AMN, the most common phenotype of ALD, usually manifests in male patients between 20 and 30 years of age and has an insidious progression. Weakness and spasticity of the lower extremities, sphincter dysfunction, and impotence are common symptoms. Neurologic dysfunction usually develops slowly over years, with only moderate increases in brain MRI signals of the white matter in the centrum ovale, internal capsule, or brainstem on FLAIR sequences without gadolinium enhancement; these disease characteristics suggest an intact blood–brain barrier and the absence of an active inflammatory process [3].

On the other hand, cerebral ALD is more severe and rare, with an age of onset of 5 to 12 years. Neurologic function is usually spared until demyelination is visible by MRI. Once the lesions become inflammatory, as evidenced by gadolinium enhancement on a T1 sequence, cognitive function deteriorates rapidly; common symptoms include frontal syndrome or new visual impairment, accompanied by motor deficits, ataxia, cortical blindness, or seizure.

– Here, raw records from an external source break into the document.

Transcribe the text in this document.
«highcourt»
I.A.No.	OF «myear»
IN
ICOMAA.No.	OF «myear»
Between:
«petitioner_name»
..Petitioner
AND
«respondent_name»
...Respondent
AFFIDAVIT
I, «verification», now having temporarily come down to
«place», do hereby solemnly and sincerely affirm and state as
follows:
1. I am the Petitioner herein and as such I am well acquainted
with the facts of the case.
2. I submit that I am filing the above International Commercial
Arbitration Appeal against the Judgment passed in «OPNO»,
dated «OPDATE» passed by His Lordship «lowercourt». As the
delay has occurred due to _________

A vegetative state will ensue within 2 to 5 years [2, 4]. While 20% of patients with AMN develop the cerebral phenotype of X-ALD at a certain point of the disease course, symptoms of cerebral X-ALD followed by symptoms of AMN are exceedingly rare [2, 4, 5].

Elevated VLCFAs are the important biomarkers of X-ALD. Clinically three parameters are analyzed: the amount of hexacosanoic acid (C26:0), the ratio of tetracosanoic acid (C24:0)/docosanoic acid (C22:0), and C26:0/C22:0. The accumulation of VLCFA (in particular C26:0) is the result of the defective metabolism of peroxisomes and, consequently, exert a cytotoxic effect in neural cells. The neuropathological hallmark of AMN is an axonopathy, whereas neuroinflammation and cerebral demyelination are observed in cerebral ALD. Because of the absence of genotype–phenotype correlation in X-ALD, it is likely that a combination of genetic, epigenetic, and environmental factors play an essential role as triggers for the development of cerebral ALD [1].

This patient developed mild cognitive dysfunction, followed by lower extremity symptoms typical of AMN within months, and there was evidence of cerebral inflammatory demyelination. His psychomotor development during adolescence and early adulthood seemed uneventful, which is an uncommon feature of cerebral X-ALD. However, his cognitive impairment could have been overlooked for some time due to its subtle nature, and it was attributed initially to alcohol toxicity. On the other hand, the pronounced subacute neurological deficit characterized by lower extremity weakness with the brain MRI findings mimic acquired demyelinating diseases. This initial impression led to an extensive workup with negative findings. In such cases, detailed analyses of family history, personal history, and radiographic images with a high index of suspicion are crucial for diagnosis [6].